Among the general population, the median PFS was 7.8 months with tucatinib vs 5.6 months with placebo (HR, 0.54; 95% CI, 0.42-0.71; P < .001).5 Among the CNS population, the median PFS was 9.9 months and 4.2 months, respectively (HR for CNS progression, 0.32; 95% CI, 0.22-0.48; P < .00001).6 The median OS was 21.9 months with tucatinib vs 17.4 months with placebo (HR, 0.66; 95% CI, 0.50-0.88; P = .0048). Among the CNS population, the median OS was 18.1 months vs 12.0 months, respectively.
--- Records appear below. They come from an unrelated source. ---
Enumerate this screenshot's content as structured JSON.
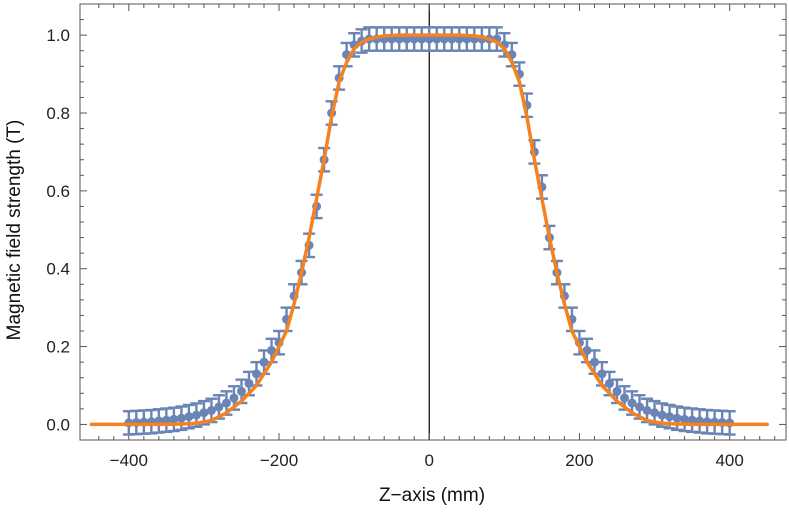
{
  "chart_data": {
    "type": "scatter",
    "xlabel": "Z−axis (mm)",
    "ylabel": "Magnetic field strength (T)",
    "xlim": [
      -465,
      475
    ],
    "ylim": [
      -0.04,
      1.08
    ],
    "x_ticks": [
      -400,
      -200,
      0,
      200,
      400
    ],
    "x_tick_labels": [
      "−400",
      "−200",
      "0",
      "200",
      "400"
    ],
    "y_ticks": [
      0.0,
      0.2,
      0.4,
      0.6,
      0.8,
      1.0
    ],
    "y_tick_labels": [
      "0.0",
      "0.2",
      "0.4",
      "0.6",
      "0.8",
      "1.0"
    ],
    "grid": false,
    "frame": "box",
    "zero_line": "vertical at x = 0",
    "colors": {
      "points": "#6a85b5",
      "fit": "#f5821f",
      "axes": "#555555",
      "zero_line": "#000000"
    },
    "series": [
      {
        "type": "scatter-errorbars",
        "x": [
          -400,
          -390,
          -380,
          -370,
          -360,
          -350,
          -340,
          -330,
          -320,
          -310,
          -300,
          -290,
          -280,
          -270,
          -260,
          -250,
          -240,
          -230,
          -220,
          -210,
          -200,
          -190,
          -180,
          -170,
          -160,
          -150,
          -140,
          -130,
          -120,
          -110,
          -100,
          -90,
          -80,
          -70,
          -60,
          -50,
          -40,
          -30,
          -20,
          -10,
          0,
          10,
          20,
          30,
          40,
          50,
          60,
          70,
          80,
          90,
          100,
          110,
          120,
          130,
          140,
          150,
          160,
          170,
          180,
          190,
          200,
          210,
          220,
          230,
          240,
          250,
          260,
          270,
          280,
          290,
          300,
          310,
          320,
          330,
          340,
          350,
          360,
          370,
          380,
          390,
          400
        ],
        "y": [
          0.004,
          0.005,
          0.006,
          0.007,
          0.009,
          0.011,
          0.013,
          0.016,
          0.02,
          0.024,
          0.03,
          0.036,
          0.045,
          0.055,
          0.068,
          0.085,
          0.105,
          0.13,
          0.16,
          0.19,
          0.21,
          0.27,
          0.33,
          0.39,
          0.46,
          0.56,
          0.68,
          0.8,
          0.89,
          0.95,
          0.975,
          0.985,
          0.99,
          0.99,
          0.99,
          0.99,
          0.99,
          0.99,
          0.99,
          0.99,
          0.99,
          0.99,
          0.99,
          0.99,
          0.99,
          0.99,
          0.99,
          0.99,
          0.99,
          0.99,
          0.975,
          0.95,
          0.9,
          0.82,
          0.7,
          0.61,
          0.48,
          0.39,
          0.33,
          0.27,
          0.21,
          0.19,
          0.16,
          0.13,
          0.105,
          0.085,
          0.068,
          0.055,
          0.045,
          0.036,
          0.03,
          0.024,
          0.02,
          0.016,
          0.013,
          0.011,
          0.009,
          0.007,
          0.006,
          0.005,
          0.004
        ],
        "error": 0.03
      },
      {
        "type": "line",
        "x": [
          -450,
          -430,
          -410,
          -390,
          -370,
          -350,
          -330,
          -310,
          -290,
          -270,
          -250,
          -230,
          -210,
          -200,
          -190,
          -180,
          -170,
          -160,
          -150,
          -140,
          -130,
          -120,
          -110,
          -100,
          -90,
          -80,
          -70,
          -60,
          -40,
          -20,
          0,
          20,
          40,
          60,
          70,
          80,
          90,
          100,
          110,
          120,
          130,
          140,
          150,
          160,
          170,
          180,
          190,
          200,
          210,
          230,
          250,
          270,
          290,
          310,
          330,
          350,
          370,
          390,
          410,
          430,
          450
        ],
        "y": [
          0.0,
          0.0,
          0.0,
          0.0,
          0.0,
          0.0,
          0.001,
          0.003,
          0.01,
          0.03,
          0.06,
          0.1,
          0.16,
          0.2,
          0.24,
          0.31,
          0.39,
          0.48,
          0.58,
          0.68,
          0.79,
          0.88,
          0.93,
          0.965,
          0.982,
          0.99,
          0.995,
          0.998,
          1.0,
          1.0,
          1.0,
          1.0,
          1.0,
          0.998,
          0.995,
          0.99,
          0.982,
          0.965,
          0.93,
          0.88,
          0.79,
          0.68,
          0.58,
          0.48,
          0.39,
          0.31,
          0.24,
          0.2,
          0.16,
          0.1,
          0.06,
          0.03,
          0.01,
          0.003,
          0.001,
          0.0,
          0.0,
          0.0,
          0.0,
          0.0,
          0.0
        ]
      }
    ]
  }
}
In terms of safety, grade 3 or higher AEs occurred in 55.2% of patients in the tucatinib arm vs 48.7% of patients in the placebo arm. AEs leading to treatment discontinuation of tucatinib, placebo, and capecitabine occurred in 5.7%, 3.0%, and 9.8% of patients, respectively. Alanine aminotransferase/AST abnormalities were mostly low grade, transient, and reversible, said Pohlmann. Bilirubin elevations occurred in 18.6% with tucatinib vs 10.2% with placebo; however, elevations that were at least grade 3 occurred less often with tucatinib, at 0.7% vs 2.5% with placebo. Serum creatinine elevations occurred in 13.9% of patients in the tucatinib arm vs 1.5% in the placebo arm.
In April 2020, the FDA approved tucatinib for use in combination with trastuzumab and capecitabine for the treatment of patients with unresectable locally advanced or metastatic HER2-positive breast cancer, including patients with brain metastases, following at least 1 prior anti–HER2-based regimen in the metastatic setting.
“The tucatinib regimen is active for intracranial and extracranial disease in patients with HER2-positive metastatic breast cancer and [was shown to be] safe, with a low rate of treatment discontinuation due to [AEs],” said Pohlmann.